Sir Patrick Moore was 89 years old. Like my granddad, he was born and raised at a time when wives really did stay at home. (They didn't have much choice: we still had outdoor toilets and mangles back then; many homes either still had gas lighting, or had to plug their very few appliances into electric light fittings as there was no standard for wall sockets at the time.)
It wasn't until the 1950s that society started to move towards greater equality in the workplace. Even today, there are still issues of pay equality.
Furthermore, Sir Patrick Moore served in the RAF during WW2. He lived through six years of relentless wartime anti-German propaganda, found the love of his life killed by enemy bombing raids, saw his brothers in arms killed in action and was also shot down himself. You do not get to demand he switches instantly from anti-German to pro-German overnight on VE day.

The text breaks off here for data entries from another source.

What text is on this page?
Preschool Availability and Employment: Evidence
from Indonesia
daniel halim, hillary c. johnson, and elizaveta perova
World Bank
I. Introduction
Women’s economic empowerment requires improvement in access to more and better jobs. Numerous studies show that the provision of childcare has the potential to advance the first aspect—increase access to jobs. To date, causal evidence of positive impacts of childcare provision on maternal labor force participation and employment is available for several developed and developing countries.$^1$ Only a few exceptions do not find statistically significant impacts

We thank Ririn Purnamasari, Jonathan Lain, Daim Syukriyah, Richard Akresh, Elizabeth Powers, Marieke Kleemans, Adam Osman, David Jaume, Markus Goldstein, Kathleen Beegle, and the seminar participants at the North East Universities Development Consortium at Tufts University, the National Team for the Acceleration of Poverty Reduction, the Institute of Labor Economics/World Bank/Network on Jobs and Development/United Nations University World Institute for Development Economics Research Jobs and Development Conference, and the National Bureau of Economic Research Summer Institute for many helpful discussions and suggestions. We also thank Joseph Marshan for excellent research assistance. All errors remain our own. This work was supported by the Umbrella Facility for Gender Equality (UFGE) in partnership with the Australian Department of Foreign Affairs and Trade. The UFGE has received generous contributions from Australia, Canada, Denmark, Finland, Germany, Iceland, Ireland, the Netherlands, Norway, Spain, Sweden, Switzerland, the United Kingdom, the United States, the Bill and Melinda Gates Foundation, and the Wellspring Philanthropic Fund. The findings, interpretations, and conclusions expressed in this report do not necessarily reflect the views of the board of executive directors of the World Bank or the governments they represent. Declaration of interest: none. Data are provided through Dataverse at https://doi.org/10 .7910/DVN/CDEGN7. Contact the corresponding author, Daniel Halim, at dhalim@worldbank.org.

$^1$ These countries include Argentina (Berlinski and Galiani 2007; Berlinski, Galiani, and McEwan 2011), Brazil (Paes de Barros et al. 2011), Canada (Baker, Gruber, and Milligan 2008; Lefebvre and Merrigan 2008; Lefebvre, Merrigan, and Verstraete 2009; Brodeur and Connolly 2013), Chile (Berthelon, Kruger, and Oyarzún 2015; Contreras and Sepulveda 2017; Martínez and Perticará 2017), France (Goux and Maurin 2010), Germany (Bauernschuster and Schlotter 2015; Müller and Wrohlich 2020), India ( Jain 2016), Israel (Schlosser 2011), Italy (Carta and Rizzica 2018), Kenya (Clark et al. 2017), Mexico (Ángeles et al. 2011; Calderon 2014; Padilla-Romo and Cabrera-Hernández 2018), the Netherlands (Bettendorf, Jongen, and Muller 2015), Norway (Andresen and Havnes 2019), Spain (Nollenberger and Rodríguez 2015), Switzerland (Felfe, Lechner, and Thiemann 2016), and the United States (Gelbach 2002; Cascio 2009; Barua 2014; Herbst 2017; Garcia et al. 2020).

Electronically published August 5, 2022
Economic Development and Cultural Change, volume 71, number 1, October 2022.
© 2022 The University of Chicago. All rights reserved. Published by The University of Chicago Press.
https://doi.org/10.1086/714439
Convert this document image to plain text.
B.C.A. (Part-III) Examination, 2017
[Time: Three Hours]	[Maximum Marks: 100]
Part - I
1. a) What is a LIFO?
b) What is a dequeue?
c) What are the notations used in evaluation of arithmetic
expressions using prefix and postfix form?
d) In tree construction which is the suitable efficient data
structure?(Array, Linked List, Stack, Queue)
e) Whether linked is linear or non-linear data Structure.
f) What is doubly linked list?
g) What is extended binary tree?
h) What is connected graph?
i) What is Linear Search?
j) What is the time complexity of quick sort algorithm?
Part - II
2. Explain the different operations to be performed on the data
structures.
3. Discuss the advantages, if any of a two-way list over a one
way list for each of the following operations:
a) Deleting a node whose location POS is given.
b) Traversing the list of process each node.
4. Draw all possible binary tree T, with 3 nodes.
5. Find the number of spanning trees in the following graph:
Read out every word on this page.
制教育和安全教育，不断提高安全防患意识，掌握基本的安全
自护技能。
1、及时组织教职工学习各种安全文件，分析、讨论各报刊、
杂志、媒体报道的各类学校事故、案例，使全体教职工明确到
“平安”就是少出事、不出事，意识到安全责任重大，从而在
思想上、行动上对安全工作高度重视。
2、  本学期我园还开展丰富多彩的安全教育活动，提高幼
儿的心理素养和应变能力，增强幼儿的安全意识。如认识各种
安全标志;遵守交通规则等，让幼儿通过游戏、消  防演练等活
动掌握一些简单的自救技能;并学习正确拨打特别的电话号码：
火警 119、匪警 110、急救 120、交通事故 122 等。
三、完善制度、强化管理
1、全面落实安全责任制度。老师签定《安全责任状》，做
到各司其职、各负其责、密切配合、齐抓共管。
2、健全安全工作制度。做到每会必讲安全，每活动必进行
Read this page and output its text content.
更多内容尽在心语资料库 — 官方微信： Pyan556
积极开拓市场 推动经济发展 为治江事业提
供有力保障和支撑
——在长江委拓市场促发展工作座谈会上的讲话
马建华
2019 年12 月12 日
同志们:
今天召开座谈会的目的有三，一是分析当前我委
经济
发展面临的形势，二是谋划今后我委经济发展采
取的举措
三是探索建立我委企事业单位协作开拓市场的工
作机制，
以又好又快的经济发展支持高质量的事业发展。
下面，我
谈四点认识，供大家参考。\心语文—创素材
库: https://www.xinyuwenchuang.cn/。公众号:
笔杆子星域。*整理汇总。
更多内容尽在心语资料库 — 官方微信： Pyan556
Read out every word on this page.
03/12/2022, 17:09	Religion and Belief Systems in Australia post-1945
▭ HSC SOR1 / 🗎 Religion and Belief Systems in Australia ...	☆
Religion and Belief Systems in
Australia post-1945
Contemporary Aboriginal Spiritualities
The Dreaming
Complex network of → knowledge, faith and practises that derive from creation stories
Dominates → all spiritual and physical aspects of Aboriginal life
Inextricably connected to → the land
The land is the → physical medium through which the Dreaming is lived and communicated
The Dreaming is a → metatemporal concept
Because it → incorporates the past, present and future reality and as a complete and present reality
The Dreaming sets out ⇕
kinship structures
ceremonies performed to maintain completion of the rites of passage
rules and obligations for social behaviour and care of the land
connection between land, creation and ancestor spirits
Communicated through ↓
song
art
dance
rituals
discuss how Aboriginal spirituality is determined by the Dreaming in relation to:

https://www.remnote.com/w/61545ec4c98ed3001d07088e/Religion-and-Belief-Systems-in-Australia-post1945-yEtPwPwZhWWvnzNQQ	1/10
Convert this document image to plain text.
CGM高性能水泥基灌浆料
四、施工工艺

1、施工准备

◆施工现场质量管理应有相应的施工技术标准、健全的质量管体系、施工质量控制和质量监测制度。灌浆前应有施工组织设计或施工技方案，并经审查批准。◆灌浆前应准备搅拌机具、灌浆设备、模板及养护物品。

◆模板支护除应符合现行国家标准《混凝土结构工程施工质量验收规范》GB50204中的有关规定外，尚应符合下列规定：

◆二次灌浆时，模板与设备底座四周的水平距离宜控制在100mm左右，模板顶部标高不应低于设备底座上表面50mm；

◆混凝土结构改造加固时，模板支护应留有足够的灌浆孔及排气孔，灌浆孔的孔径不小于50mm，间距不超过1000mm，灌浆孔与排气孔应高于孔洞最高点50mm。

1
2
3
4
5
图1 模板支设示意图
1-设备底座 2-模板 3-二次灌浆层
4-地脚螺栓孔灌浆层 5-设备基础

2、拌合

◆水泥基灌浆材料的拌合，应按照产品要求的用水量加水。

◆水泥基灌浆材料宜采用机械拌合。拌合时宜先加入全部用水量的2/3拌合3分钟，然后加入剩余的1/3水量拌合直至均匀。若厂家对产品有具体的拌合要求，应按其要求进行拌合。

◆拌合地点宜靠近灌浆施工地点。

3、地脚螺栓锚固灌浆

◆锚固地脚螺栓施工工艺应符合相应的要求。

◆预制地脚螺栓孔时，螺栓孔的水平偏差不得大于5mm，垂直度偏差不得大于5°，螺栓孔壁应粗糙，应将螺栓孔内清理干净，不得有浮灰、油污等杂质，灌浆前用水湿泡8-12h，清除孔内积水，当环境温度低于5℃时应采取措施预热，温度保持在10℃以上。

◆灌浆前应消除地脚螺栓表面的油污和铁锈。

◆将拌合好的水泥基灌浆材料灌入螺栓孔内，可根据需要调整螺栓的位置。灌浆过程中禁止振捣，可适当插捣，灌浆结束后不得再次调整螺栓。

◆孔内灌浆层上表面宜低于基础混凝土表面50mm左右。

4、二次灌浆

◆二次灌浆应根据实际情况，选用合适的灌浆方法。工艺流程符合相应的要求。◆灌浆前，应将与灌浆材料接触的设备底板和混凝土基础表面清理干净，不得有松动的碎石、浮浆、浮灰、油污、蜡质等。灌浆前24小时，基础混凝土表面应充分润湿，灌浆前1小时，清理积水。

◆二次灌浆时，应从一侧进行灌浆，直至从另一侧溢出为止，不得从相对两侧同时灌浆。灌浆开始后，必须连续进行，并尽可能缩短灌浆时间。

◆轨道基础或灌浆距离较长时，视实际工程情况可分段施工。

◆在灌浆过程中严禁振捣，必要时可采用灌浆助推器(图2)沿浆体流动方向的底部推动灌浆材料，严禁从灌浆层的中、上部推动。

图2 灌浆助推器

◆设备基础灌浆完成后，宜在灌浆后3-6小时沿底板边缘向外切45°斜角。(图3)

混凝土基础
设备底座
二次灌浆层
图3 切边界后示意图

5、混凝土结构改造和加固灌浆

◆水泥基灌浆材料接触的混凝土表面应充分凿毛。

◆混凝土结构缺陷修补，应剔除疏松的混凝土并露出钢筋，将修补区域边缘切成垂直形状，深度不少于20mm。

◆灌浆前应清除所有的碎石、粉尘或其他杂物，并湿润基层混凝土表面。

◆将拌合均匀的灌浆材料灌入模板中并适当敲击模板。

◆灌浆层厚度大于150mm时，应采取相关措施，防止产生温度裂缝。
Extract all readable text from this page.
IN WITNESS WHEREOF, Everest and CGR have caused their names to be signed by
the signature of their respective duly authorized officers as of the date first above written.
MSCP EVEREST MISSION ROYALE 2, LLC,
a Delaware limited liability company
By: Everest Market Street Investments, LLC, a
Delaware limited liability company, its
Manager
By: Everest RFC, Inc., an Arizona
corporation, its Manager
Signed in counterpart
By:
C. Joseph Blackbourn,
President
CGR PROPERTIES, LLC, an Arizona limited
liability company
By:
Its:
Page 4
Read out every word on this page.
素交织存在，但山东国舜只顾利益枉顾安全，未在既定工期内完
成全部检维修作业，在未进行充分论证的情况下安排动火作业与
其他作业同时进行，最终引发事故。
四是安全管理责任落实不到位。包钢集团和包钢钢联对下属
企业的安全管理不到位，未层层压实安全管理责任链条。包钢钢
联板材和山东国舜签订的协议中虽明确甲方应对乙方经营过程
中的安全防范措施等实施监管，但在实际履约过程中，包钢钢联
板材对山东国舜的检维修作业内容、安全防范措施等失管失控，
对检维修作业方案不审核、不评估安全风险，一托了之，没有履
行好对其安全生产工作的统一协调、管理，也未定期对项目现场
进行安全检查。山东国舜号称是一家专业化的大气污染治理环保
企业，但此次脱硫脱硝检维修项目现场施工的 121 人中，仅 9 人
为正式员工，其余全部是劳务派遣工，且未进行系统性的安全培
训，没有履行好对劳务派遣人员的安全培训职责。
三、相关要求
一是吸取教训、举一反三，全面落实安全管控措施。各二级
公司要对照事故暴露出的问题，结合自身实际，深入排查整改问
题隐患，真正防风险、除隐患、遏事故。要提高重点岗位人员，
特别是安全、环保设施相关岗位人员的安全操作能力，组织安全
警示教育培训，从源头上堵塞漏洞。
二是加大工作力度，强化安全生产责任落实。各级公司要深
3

Individual mental injuries take an entire lifetime, and may never heal entirely. Socio-cultural traumas on that scale take generations to heal. (Why do you think insulting the French is such a British tradition?)
VE Day marked the end of the fighting, but not the damage it caused. Wars do not end when the bullets stop flying. For many, the nightmares continue for the rest of their lives. We have a convenient label for this now: PTSD. And every war we've been involved in since WW2 has produced its own PTSD-suffering walking wounded. Their damage is inside, invisible to the naked eye. But it is there nonetheless.
You'd think we'd have learned this as a society by now, but no. We still get ignorant posts like yours.